Arrival in Paris

Arrival in Paris

"I arrived at the Gare de Lyon at four in the morning. I looked for an omnibus that would take me to the center of the city . . . I got on with my bundle and my box of colors and at a trot I entered the capital of the world."
"When I arrived in front of the Louvre, I saw smoke and heard shots . . . I continued my walk until I reached the Chamber of Deputies, also guarded by troops with bayonets fixed. A bit farther on the Palace of the Legion of Honorwas still smoking…it gripped my soul to see so much devastation..."
Paris' Hotel de Ville in smoldering ruins
Paris' Hotel de Ville (City Hall) in smoldering ruins

In early June 1871, Tommaso Juglaris left Italy behind to pursue fresh prospects as an artist in Paris. Over the course of the nineteenth century, the French capital had gained a reputation as Europe’s most cosmopolitan city and its greatest center for art and art education. It was the destination for artists of every imaginable nationality. Juglaris's arrival, however, was singularly ill-timed: he entered a beleaguered city, beset with despair and reeling from appalling turmoil and loss of life.

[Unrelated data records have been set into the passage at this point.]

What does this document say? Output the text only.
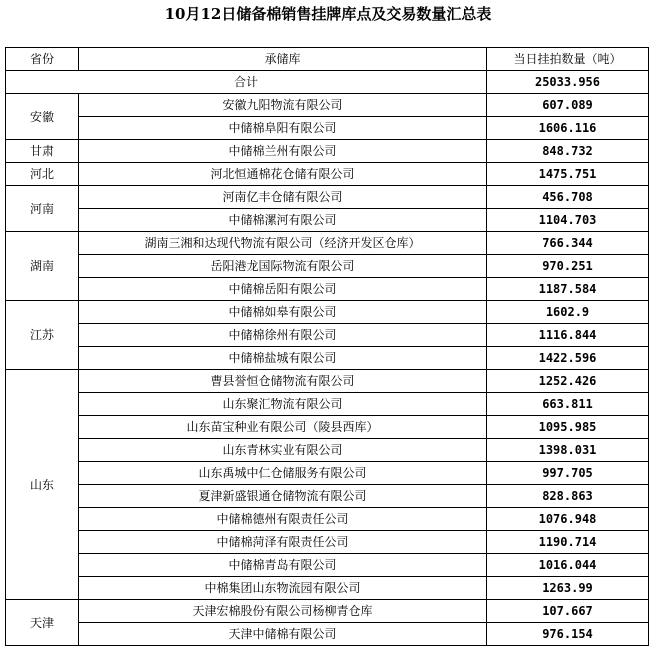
10月12日储备棉销售挂牌库点及交易数量汇总表
省份	承储库	当日挂拍数量（吨）
合计		25033.956
安徽	安徽九阳物流有限公司	607.089
	中储棉阜阳有限公司	1606.116
甘肃	中储棉兰州有限公司	848.732
河北	河北恒通棉花仓储有限公司	1475.751
河南	河南亿丰仓储有限公司	456.708
	中储棉漯河有限公司	1104.703
湖南	湖南三湘和达现代物流有限公司（经济开发区仓库）	766.344
	岳阳港龙国际物流有限公司	970.251
	中储棉岳阳有限公司	1187.584
江苏	中储棉如皋有限公司	1602.9
	中储棉徐州有限公司	1116.844
	中储棉盐城有限公司	1422.596
山东	曹县誉恒仓储物流有限公司	1252.426
	山东聚汇物流有限公司	663.811
	山东苗宝种业有限公司（陵县西库）	1095.985
	山东青林实业有限公司	1398.031
	山东禹城中仁仓储服务有限公司	997.705
	夏津新盛银通仓储物流有限公司	828.863
	中储棉德州有限责任公司	1076.948
	中储棉菏泽有限责任公司	1190.714
	中储棉青岛有限公司	1016.044
	中棉集团山东物流园有限公司	1263.99
天津	天津宏棉股份有限公司杨柳青仓库	107.667
	天津中储棉有限公司	976.154
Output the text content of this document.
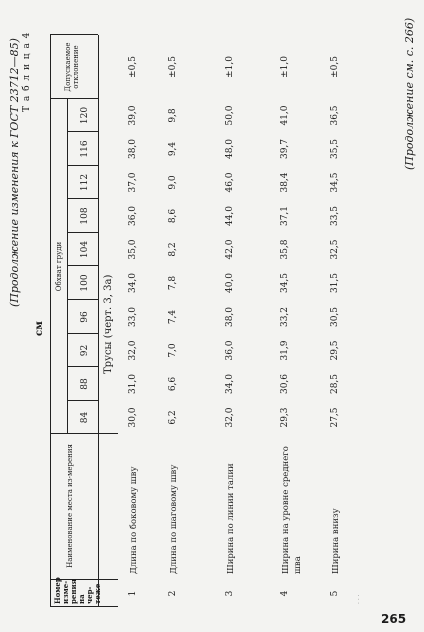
(Продолжение изменения к ГОСТ 23712—85) Т а б л и ц а 4
см
Номер изме-рения на чер-теже
Наименование места из-мерения
Обхват груди
Допускаемое отклонение
84
88
92
96
100
104
108
112
116
120
Трусы (черт. 3, 3а)
1
Длина по боковому шву
30,0
31,0
32,0
33,0
34,0
35,0
36,0
37,0
38,0
39,0
±0,5
2
Длина по шаговому шву
6,2
6,6
7,0
7,4
7,8
8,2
8,6
9,0
9,4
9,8
±0,5
3
Ширина по линии талии
32,0
34,0
36,0
38,0
40,0
42,0
44,0
46,0
48,0
50,0
±1,0
4
Ширина на уровне среднего шва
29,3
30,6
31,9
33,2
34,5
35,8
37,1
38,4
39,7
41,0
±1,0
5
Ширина внизу
27,5
28,5
29,5
30,5
31,5
32,5
33,5
34,5
35,5
36,5
±0,5	(Продолжение см. с. 266)
· · ·
265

Emperor Napoleon III and Empress Eugenie, France's deposed rulers
Emperor Napoleon III and Empress Eugenie, France's deposed rulers
Government soldiers smashing Paris Commune during Bloody Week
Government soldiers smashing
Paris Commune during
'Bloody Week'

Over the previous eleven months a war with Prussia had brought France inglorious defeat on the battlefield. The Emperor Napoleon III and his consort Empress Eugenie, who had cultivated Paris’s cultural preeminence for two shining decades, were deposed and forced into exile, leaving a new republican government ostensibly in charge. Yet peace did not immediately come. Radical political elements assumed control of the city’s arrondissements, or districts, establishing a worker-led revolutionary government called the "Paris Commune." Sixty-one days later, on May 21, 1871, the French government mobilized in reaction. In what is remembered as "La semaine sanglente" or “The Bloody Week,” thirty thousand government troops entered the barricaded city to crush the Paris Commune. Amid pitched street battles, the “Communards” were routed, often massacred: an estimated twenty thousand men, women, and children were executed on the spot; another thirty-eight thousand arrested. The Tuileries Palace, the Hotel de Ville (City Hall) and the Palace of the Legion of Honor—all emblems of France’s royal or imperial heritage--were set afire. Their ruins were still stood smoldering as Juglaris walked Paris streets in search of his own future.